Parallèlement, l’armée koweïtienne a signalé avoir subi une attaque par drones et missiles quelques heures avant les frappes américaines. Aucune preuve directe n’a été établie quant à l’auteur de cette attaque, mais la proximité géographique avec les zones ciblées par les États-Unis laisse penser à une possible escalade régionale.
Un cessez-le-feu en trompe-l’œil ? Les négociations au point mort
La guerre entre les États-Unis et l’Iran, engagée le 28 février 2026, avait donné lieu à un accord de cessez-le-feu sous médiation internationale. Pourtant, depuis plusieurs semaines, les pourparlers entre Washington et Téhéran sont au point mort. Selon des médias américains, l’administration Trump aurait même proposé à l’Iran un accord plus strict, sans que les détails ne soient rendus publics.
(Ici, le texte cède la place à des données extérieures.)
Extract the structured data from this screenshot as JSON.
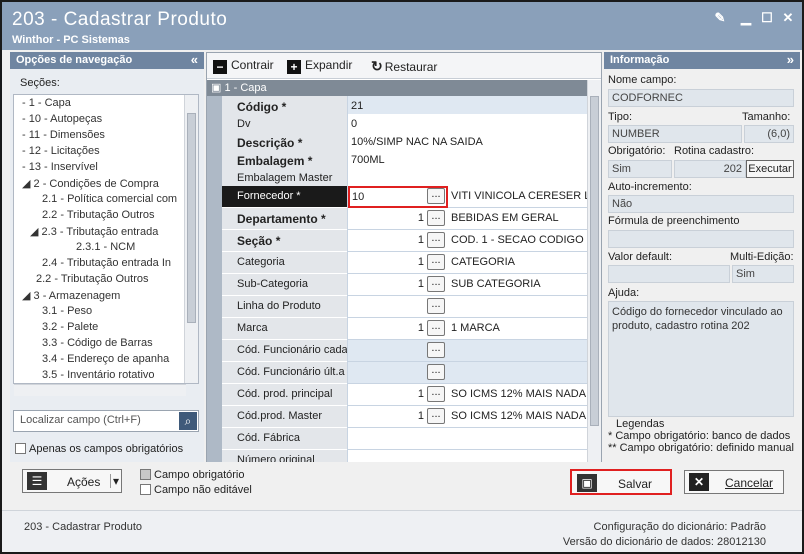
{
  "window": {
    "title": "203 - Cadastrar  Produto",
    "subtitle": "Winthor - PC Sistemas"
  },
  "left": {
    "header": "Opções de navegação",
    "secoes_label": "Seções:",
    "tree": [
      "- 1 - Capa",
      "- 10 - Autopeças",
      "- 11 - Dimensões",
      "- 12 - Licitações",
      "- 13 - Inservível",
      "2 - Condições de Compra",
      "2.1 - Política comercial com",
      "2.2 - Tributação Outros",
      "2.3 - Tributação entrada",
      "2.3.1 - NCM",
      "2.4 - Tributação entrada In",
      "2.2 - Tributação Outros",
      "3 - Armazenagem",
      "3.1 - Peso",
      "3.2 - Palete",
      "3.3 - Código de Barras",
      "3.4 - Endereço de apanha",
      "3.5 - Inventário rotativo"
    ],
    "search_placeholder": "Localizar campo (Ctrl+F)",
    "apenas_label": "Apenas os campos obrigatórios"
  },
  "toolbar": {
    "contrair": "Contrair",
    "expandir": "Expandir",
    "restaurar": "Restaurar"
  },
  "capa_header": "1 - Capa",
  "fields": [
    {
      "label": "Código *",
      "value": "21"
    },
    {
      "label": "Dv",
      "value": "0"
    },
    {
      "label": "Descrição *",
      "value": "10%/SIMP NAC NA SAIDA"
    },
    {
      "label": "Embalagem *",
      "value": "700ML"
    },
    {
      "label": "Embalagem Master",
      "value": ""
    },
    {
      "label": "Fornecedor *",
      "num": "10",
      "desc": "VITI VINICOLA CERESER LTI"
    },
    {
      "label": "Departamento *",
      "num": "1",
      "desc": "BEBIDAS EM GERAL"
    },
    {
      "label": "Seção *",
      "num": "1",
      "desc": "COD. 1 - SECAO CODIGO 1"
    },
    {
      "label": "Categoria",
      "num": "1",
      "desc": "CATEGORIA"
    },
    {
      "label": "Sub-Categoria",
      "num": "1",
      "desc": "SUB CATEGORIA"
    },
    {
      "label": "Linha do Produto",
      "num": "",
      "desc": ""
    },
    {
      "label": "Marca",
      "num": "1",
      "desc": "1 MARCA"
    },
    {
      "label": "Cód. Funcionário cada",
      "num": "",
      "desc": ""
    },
    {
      "label": "Cód. Funcionário últ.a",
      "num": "",
      "desc": ""
    },
    {
      "label": "Cód. prod. principal",
      "num": "1",
      "desc": "SO ICMS 12% MAIS NADA"
    },
    {
      "label": "Cód.prod. Master",
      "num": "1",
      "desc": "SO ICMS 12% MAIS NADA"
    },
    {
      "label": "Cód. Fábrica",
      "value": ""
    },
    {
      "label": "Número original",
      "value": ""
    }
  ],
  "dots": "...",
  "right": {
    "header": "Informação",
    "nome_campo_label": "Nome campo:",
    "nome_campo": "CODFORNEC",
    "tipo_label": "Tipo:",
    "tamanho_label": "Tamanho:",
    "tipo": "NUMBER",
    "tamanho": "(6,0)",
    "obrigatorio_label": "Obrigatório:",
    "rotina_label": "Rotina cadastro:",
    "obrigatorio": "Sim",
    "rotina": "202",
    "executar": "Executar",
    "autoinc_label": "Auto-incremento:",
    "autoinc": "Não",
    "formula_label": "Fórmula de preenchimento",
    "default_label": "Valor default:",
    "multi_label": "Multi-Edição:",
    "multi": "Sim",
    "ajuda_label": "Ajuda:",
    "ajuda": "Código do fornecedor vinculado ao produto, cadastro rotina 202",
    "legendas_title": "Legendas",
    "legenda1": "* Campo obrigatório: banco de dados",
    "legenda2": "** Campo obrigatório: definido manual"
  },
  "bottom": {
    "acoes": "Ações",
    "campo_obrigatorio": "Campo obrigatório",
    "campo_nao_editavel": "Campo não editável",
    "salvar": "Salvar",
    "cancelar": "Cancelar"
  },
  "status": {
    "left": "203 - Cadastrar  Produto",
    "config_label": "Configuração do dicionário:",
    "config_value": "Padrão",
    "versao_label": "Versão do dicionário de dados:",
    "versao_value": "28012130"
  }
}
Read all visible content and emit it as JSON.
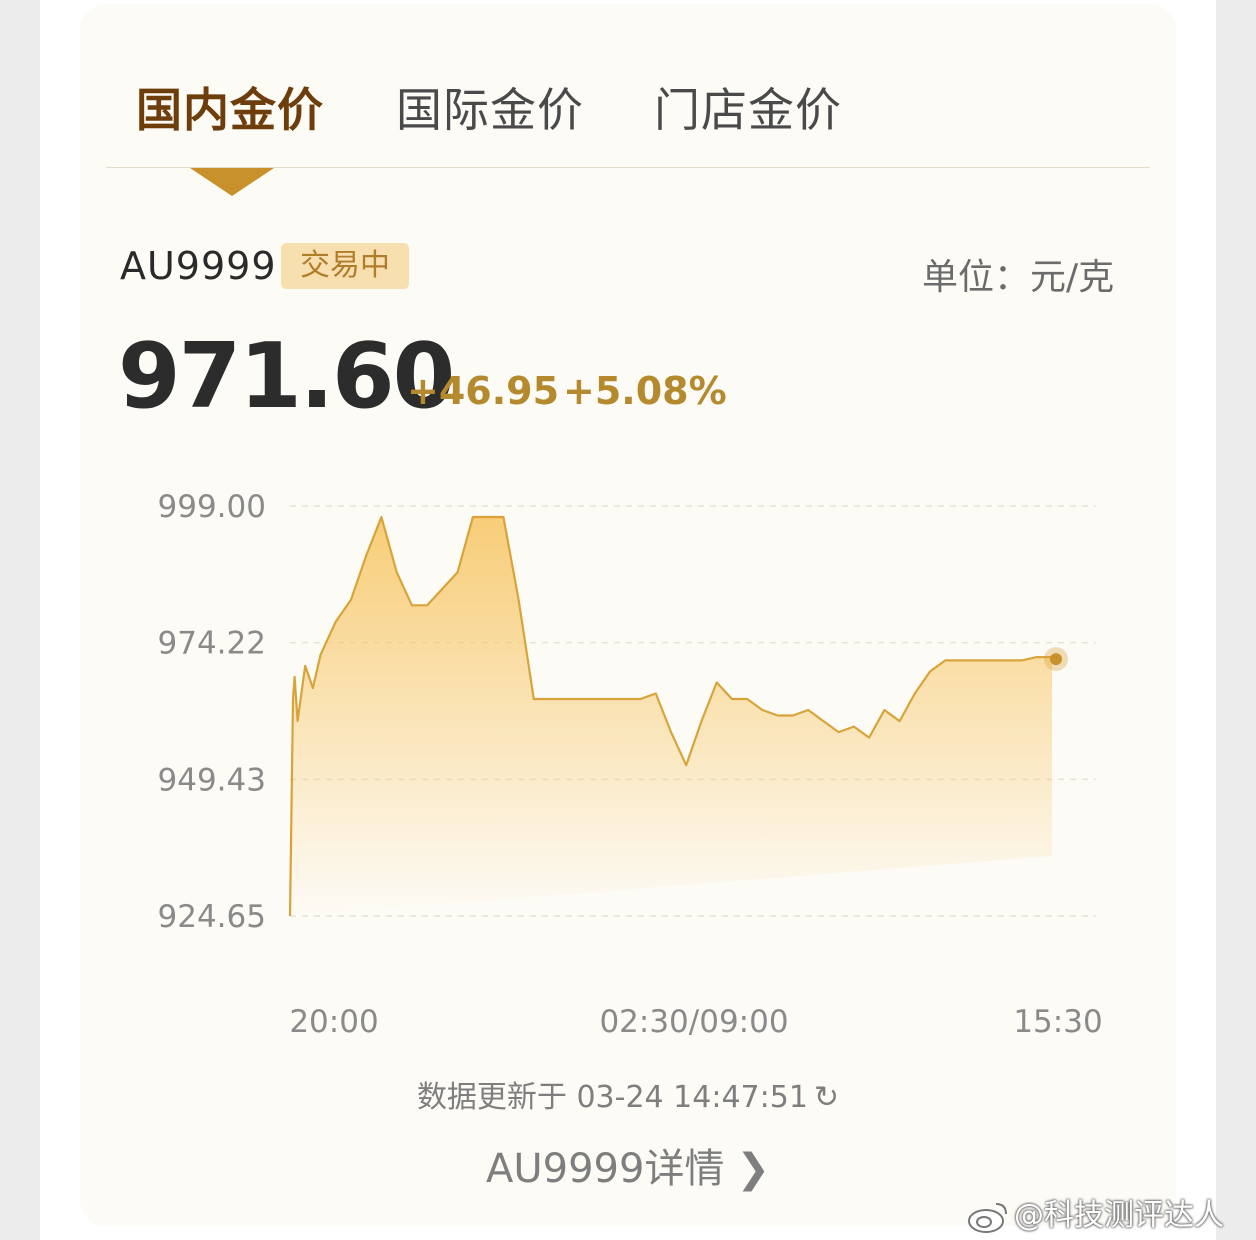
{
  "tabs": [
    {
      "label": "国内金价",
      "active": true
    },
    {
      "label": "国际金价",
      "active": false
    },
    {
      "label": "门店金价",
      "active": false
    }
  ],
  "quote": {
    "code": "AU9999",
    "status": "交易中",
    "unit": "单位：元/克",
    "price": "971.60",
    "change": "+46.95",
    "change_pct": "+5.08%"
  },
  "colors": {
    "accent": "#c8912b",
    "active_tab": "#6d3d0c",
    "change": "#b58a2e",
    "line": "#d8a43a",
    "fill_top": "#f7c86a"
  },
  "chart_data": {
    "type": "area",
    "ylim": [
      924.65,
      999.0
    ],
    "y_ticks": [
      "999.00",
      "974.22",
      "949.43",
      "924.65"
    ],
    "x_ticks": [
      "20:00",
      "02:30/09:00",
      "15:30"
    ],
    "grid": true,
    "last_point_marker": true,
    "series": [
      {
        "x": [
          0,
          0.4,
          0.6,
          1,
          2,
          3,
          4,
          5,
          6,
          8,
          10,
          12,
          14,
          16,
          18,
          20,
          22,
          24,
          26,
          28,
          30,
          32,
          34,
          36,
          38,
          40,
          42,
          44,
          46,
          48,
          50,
          52,
          54,
          56,
          58,
          60,
          62,
          64,
          66,
          68,
          70,
          72,
          74,
          76,
          78,
          80,
          82,
          84,
          86,
          88,
          90,
          92,
          94,
          96,
          98,
          100
        ],
        "values": [
          924.65,
          964,
          968,
          960,
          970,
          966,
          972,
          975,
          978,
          982,
          990,
          997,
          987,
          981,
          981,
          984,
          987,
          997,
          997,
          997,
          982,
          964,
          964,
          964,
          964,
          964,
          964,
          964,
          964,
          965,
          958,
          952,
          960,
          967,
          964,
          964,
          962,
          961,
          961,
          962,
          960,
          958,
          959,
          957,
          962,
          960,
          965,
          969,
          971,
          971,
          971,
          971,
          971,
          971,
          971.6,
          971.6
        ]
      }
    ]
  },
  "footer": {
    "updated": "数据更新于 03-24 14:47:51",
    "refresh_icon": "↻",
    "detail_link": "AU9999详情",
    "chevron": "❯"
  },
  "watermark": {
    "text": "@科技测评达人"
  }
}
Dans ce contexte, les déclarations contradictoires des deux camps alimentent une méfiance réciproque. Alors que Washington présente ses frappes comme des mesures défensives, Téhéran les interprète comme des actes d’agression injustifiés. La situation rappelle les dynamiques observées lors des précédentes crises, où chaque camp cherche à renforcer sa position avant de reprendre les négociations.
« Ces opérations ont été menées en réponse à des actions agressives de l’Iran, dont la destruction d’un drone américain MQ-1 qui opérait au-dessus des eaux internationales. »
— Commandement américain pour le Moyen-Orient (Centcom), communiqué du 31 mai 2026
La guerre, officiellement gelée par le cessez-le-feu, pourrait bien basculer à nouveau dans un cycle de violences si aucun compromis n’est trouvé rapidement. Autant dire que la région reste sous haute tension.
Washington justifie ces frappes par la destruction d’un drone MQ-1 américain au-dessus des eaux internationales, qu’elle attribue à l’Iran. Selon le Centcom, il s’agissait de riposter à une « action agressive » et de neutraliser des infrastructures liées aux drones iraniens. Ces opérations s’inscrivent dans une logique de réponse immédiate, même si elles risquent de fragiliser le cessez-le-feu en vigueur.